Campaign of the Month: February 2017
The Teotl warrior-god of the sun
The sun god of the Aztecs is a figure of supreme importance; it is through his efforts that the sun continues to burn its path across the sky every day, preventing the world from descending into darkness and finally, irrevocably ending. If this didn’t afford him enough respect to begin with, he is also a fearsome and deadly war god who leads his people into violent, glorious battle in the name of his pantheon. Huitzilopochtli is also the patron god of Tenochtitlan, his special city, the ruins of which lie beneath present-day Mexico City. Notorious for being one of the most bloodthirsty even among his own bloody pantheon, Huitziliopochtli thrives on sacrifice, using its energy to fuel his journey across the sky each day. Warriors who die in combat are his favored servants, and he transforms them into hummingbirds and ghostly warriors to follow and fight with him. While the Teotl operate in a more cooperative manner than many other pantheons, there’s no denying that when Huitzilopochtli speaks, others listen.
One day as Coatlicue was sweeping the top of her temple, a ball of feathers fell from the sky and miraculously impregnated her. She accepted this pregnancy as a miracle, but others did not agree; her daughter, Coyolxauhqui, and her four hundred sons, the Huitznahua, believed that she had shamed herself with an unknown man and determined to murder her for her sin. Coyolxauhqui led the army up the steps of the temple to kill their mother, but as they arrived at the top Huitzilopochtli suddenly sprang full-grown from Coatlicue’s womb and slew all of them, saving his mother from certain death. The bodies of his four hundred brothers he threw into the sky, there to become the southern stars, and he hurled Coyolxauhqui’s severed head up among them to become the moon.

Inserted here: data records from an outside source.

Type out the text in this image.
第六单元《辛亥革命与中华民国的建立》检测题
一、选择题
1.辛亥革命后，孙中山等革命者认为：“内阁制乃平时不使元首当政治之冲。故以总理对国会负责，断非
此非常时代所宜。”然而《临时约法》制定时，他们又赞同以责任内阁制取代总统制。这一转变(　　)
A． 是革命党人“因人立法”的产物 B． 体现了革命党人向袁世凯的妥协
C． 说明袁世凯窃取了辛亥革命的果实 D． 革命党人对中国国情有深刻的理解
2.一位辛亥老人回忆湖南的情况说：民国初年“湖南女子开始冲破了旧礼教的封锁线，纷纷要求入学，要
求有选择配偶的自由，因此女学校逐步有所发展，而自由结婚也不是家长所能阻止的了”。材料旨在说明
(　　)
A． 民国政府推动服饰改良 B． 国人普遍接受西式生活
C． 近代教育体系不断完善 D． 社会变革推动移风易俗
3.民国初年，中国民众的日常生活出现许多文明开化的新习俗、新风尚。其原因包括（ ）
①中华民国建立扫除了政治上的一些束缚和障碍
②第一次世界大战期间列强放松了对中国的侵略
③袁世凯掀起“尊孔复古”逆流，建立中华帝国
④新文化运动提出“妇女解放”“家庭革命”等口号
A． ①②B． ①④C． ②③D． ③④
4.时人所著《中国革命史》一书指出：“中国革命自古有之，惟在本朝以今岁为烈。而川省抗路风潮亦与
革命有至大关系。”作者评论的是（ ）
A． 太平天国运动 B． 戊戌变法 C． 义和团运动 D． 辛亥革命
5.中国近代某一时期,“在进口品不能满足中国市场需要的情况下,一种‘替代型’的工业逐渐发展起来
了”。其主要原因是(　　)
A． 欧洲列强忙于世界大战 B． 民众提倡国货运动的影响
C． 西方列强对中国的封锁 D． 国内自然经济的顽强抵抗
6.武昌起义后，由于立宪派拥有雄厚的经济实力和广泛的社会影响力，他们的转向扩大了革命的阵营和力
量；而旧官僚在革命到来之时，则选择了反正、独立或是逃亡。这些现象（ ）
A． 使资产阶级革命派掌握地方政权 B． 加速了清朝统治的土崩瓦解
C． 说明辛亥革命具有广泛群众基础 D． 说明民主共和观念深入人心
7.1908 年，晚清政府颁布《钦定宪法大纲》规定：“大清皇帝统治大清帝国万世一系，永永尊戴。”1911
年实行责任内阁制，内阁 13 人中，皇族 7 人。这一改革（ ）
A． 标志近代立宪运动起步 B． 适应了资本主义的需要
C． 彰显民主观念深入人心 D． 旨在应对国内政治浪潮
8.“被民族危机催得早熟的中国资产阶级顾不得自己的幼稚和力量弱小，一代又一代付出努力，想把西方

Huitzilopochtli and Coatlicue
One day, Huitzilopochtli determined to lead his people from their ancestral home of Aztlan to a new and glorious land. He went to his mother, Coatlicue, and told her of his plan, and begged her to bless him on his way. She busied herself in her house while he made ready to leave, and upon his return presented him with two pairs of sandals. One pair, they agreed, was for him to wear as he led the people to their new home; when he asked what the second pair was for, Coatlicue told him that she had foreseen that he would return defeated one day, and that the second pair of sandals was to see him on his way home. Despite her warning, Huitzilopochtli still wished to lead his people onward and departed, leaving his mother waiting patiently for the day he will return to her.
Huiztilopochtli and Malinalxochitl
Finding that he had many matters of war and the maintenance of the sun to attend to, Huitzilopochtli delegated leadership of his people to his daughter Malinalxochitl. She led the people onward, but they soon began to feel that she was too harsh; when he heard their prayers, Huitzilopochtli descended to their aid and put her into a magical sleep, reclaiming his people and leading them onward while she slept. When she awoke, Malinalxochitl flew into such a murderous rage that she gave spontaneous birth to a son, Copil, whom she sent to kill Huitzilopochtli and thus secure her revenge. Copil, though a mighty warrior, was no match for his grandfather, and Huitzliopochtli killed him and tore out his heart. He threw the heart into the middle of a lake and told his wandering people that they would see a sign to tell them where to build their city; as they traveled, they saw an eagle, Huitzilopochtli’s messenger, clutching a snake in its talons, perched upon a cactus in the middle of the lake. It bowed to them, and they knew that they had arrived, and built the great city of Tenochtitlan on the shores and surface of the lake. Malinalxochitl, thwarted of revenge against her father, ran away and founded the rival city of Malinalco, where she remained forever, brooding on her defeat.